Consider a couple's first foray into parenthood. Priorities shift and resources become more scarce. Some friends resent the intrusion on your friendship and feel left out when you turn down invitations in favor of baby appointments and cuddle sessions. Some are embarrassed by your breast feeding, diaper changing, sweat pants wearing persona. A few try to ignore the changes and continue to invite you to those impromptu parties - children excluded, of course. These are also the people who'll exhaust a few minutes' patience to listen to your tales of sleeplessness only to inform you that they understand, the pup they call a "fur baby" woke them an hour early to go potty.
A few relationships will grow stronger as all parties work to maintain a place in changing lifestyles and priorities. These are the lifelong friends. You'll also make new friends, the ones who understand when you stop speaking mid sentence to stop the two year old running off the playground or insist the little one let go of the cat's tail. They think nothing of that stain on your jeans from the diaper blowout that interrupts your lunch date, though they may offer a sympathetic laugh to make sure you're aware of it.
Making your writing a priority has the same effect. Once you make the decision to get serious, you step into another world. In true bohemian style, you skip a few functions to find time to write. Deadlines loom, either self imposed or generated by the prospect of actual payment for your labors. You become that oddball with the impossible dream, yet another of those people who are writing a book.

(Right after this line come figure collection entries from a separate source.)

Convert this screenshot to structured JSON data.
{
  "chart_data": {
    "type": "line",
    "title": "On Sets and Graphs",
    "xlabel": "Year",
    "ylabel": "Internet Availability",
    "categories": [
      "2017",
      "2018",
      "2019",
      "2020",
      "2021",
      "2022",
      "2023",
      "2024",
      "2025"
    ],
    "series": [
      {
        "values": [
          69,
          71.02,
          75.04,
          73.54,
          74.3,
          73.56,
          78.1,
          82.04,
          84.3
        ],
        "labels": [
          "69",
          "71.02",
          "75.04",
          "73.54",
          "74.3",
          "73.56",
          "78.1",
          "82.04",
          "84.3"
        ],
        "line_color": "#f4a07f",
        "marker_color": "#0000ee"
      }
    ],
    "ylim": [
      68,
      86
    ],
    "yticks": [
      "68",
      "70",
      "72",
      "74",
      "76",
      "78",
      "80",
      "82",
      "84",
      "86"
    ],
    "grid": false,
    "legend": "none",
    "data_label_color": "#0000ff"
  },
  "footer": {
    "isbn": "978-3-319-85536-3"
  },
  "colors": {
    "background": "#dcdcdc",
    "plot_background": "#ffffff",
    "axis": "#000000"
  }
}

For non literary friends, you may be a bit of an embarrassment, especially if you talk about your work in progress in front of strangers. It's like breast feeding in public. It's passe to protest, but that doesn't mean they can't roll their eyes and exchange that look with others.
Once you find some form of success, they may still have the nerve to ask a small favor to find an agent for that book they always wanted to write.
Others listen, find patience and understanding deep within and encourage you to stay connected. After all, we can't do this in a vacuum, no matter how hard we try to convince ourselves otherwise. These are also the lifelong friends who'll probably stick and help us through the depression of rejection and the elation of acceptance.
Writer friends, like other parents, know your pain. They understand if you want to skip that movie because your vacation time is almost up and your deadline looms. They can talk WIPs, POV and MCs, not to mention subplots and pacing. When they are also positive champions of your work, like the old friends who cheer on your new writing efforts, they are worth more than any amount of gold.
Bottom line, don't give up on the old friendships, even as you make shiny new ones who can talk shop. Try to come out of your story and agent hunt long enough to give them a buzz or drop them an email. Be the friend you want them to be. When a few drop by the way side because they can't see past the changes, remember the good times with fondness and wish them well.
After all, change is a part of life and relationships, the good, the bad, the past and the present. It all adds to your life experience, which can only add to your writing.